Problem with naive KV cache: continuous memory allocation. Request A's cache grows but Request B is right behind it in memory — nowhere to expand.

PagedAttention solution: cut memory into fixed-size "blocks" (16 tokens' KV cache each). Requests can use non-contiguous blocks — like a file system on a hard drive. Need more space? Find a free block and attach it.

Request A:  [block 1] → [block 3] → [block 7]   ← non-contiguous is fine
Request B:  [block 2] → [block 5]
Request C:  [block 4] → [block 6] → [block 8]

Notion on Model Behavior Engineers

A new role emerging at AI companies: Model Behavior Engineer (MBE). Data scientist + PM + prompt engineer hybrid. Core output is evals and LLM judges, not feature code. Now mostly uses coding agents to auto-generate evals rather than writing them manually.

The role requires judgment about "what counts as doing well" — not general engineering ability, but specialized cognitive work. Notion deliberately made this an independent career ladder, welcoming "misfits" — background doesn't have to be engineering, but must have taste.

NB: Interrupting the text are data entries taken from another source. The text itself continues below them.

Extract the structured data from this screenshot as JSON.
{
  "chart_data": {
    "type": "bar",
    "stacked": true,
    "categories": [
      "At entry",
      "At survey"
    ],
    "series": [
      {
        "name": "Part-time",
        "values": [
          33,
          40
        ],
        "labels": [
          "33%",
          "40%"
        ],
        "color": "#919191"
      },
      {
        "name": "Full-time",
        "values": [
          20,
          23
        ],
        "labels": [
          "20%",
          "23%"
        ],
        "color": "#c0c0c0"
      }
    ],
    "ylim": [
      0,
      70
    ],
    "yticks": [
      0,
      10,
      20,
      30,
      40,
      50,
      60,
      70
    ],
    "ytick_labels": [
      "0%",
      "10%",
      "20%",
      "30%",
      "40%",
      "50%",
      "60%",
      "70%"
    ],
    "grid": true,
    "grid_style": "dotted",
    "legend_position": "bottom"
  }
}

Notion's 3-tier eval system: CI regression tests (must pass), release quality report cards (80-90% pass to ship), and "frontier evals" (intentionally only 30% pass — used to understand model ceiling). The MBE team focuses on tier 3 — "their own final exam" for giving Anthropic/OpenAI high-quality pre-release model feedback.

The "Software Factory" Design

Simon's goal: maintain key invariants with minimal human intervention. Components:

Spec layer: Markdown files in the repo. Human-readable, browsable, editable — the agent's "constitution."
Self-verification: comprehensive test layers so agents can execute code, see test results, debug themselves, submit PRs — all in one runtime environment.
Defect flow: an internal issue tracker (Notion database) that agents can file problems into. A manager agent subscribes and processes them, compressing 70 daily notifications from 30 agents into 5.
Key invariant preservation: agents cannot modify their own permissions — a deliberately preserved human intervention point.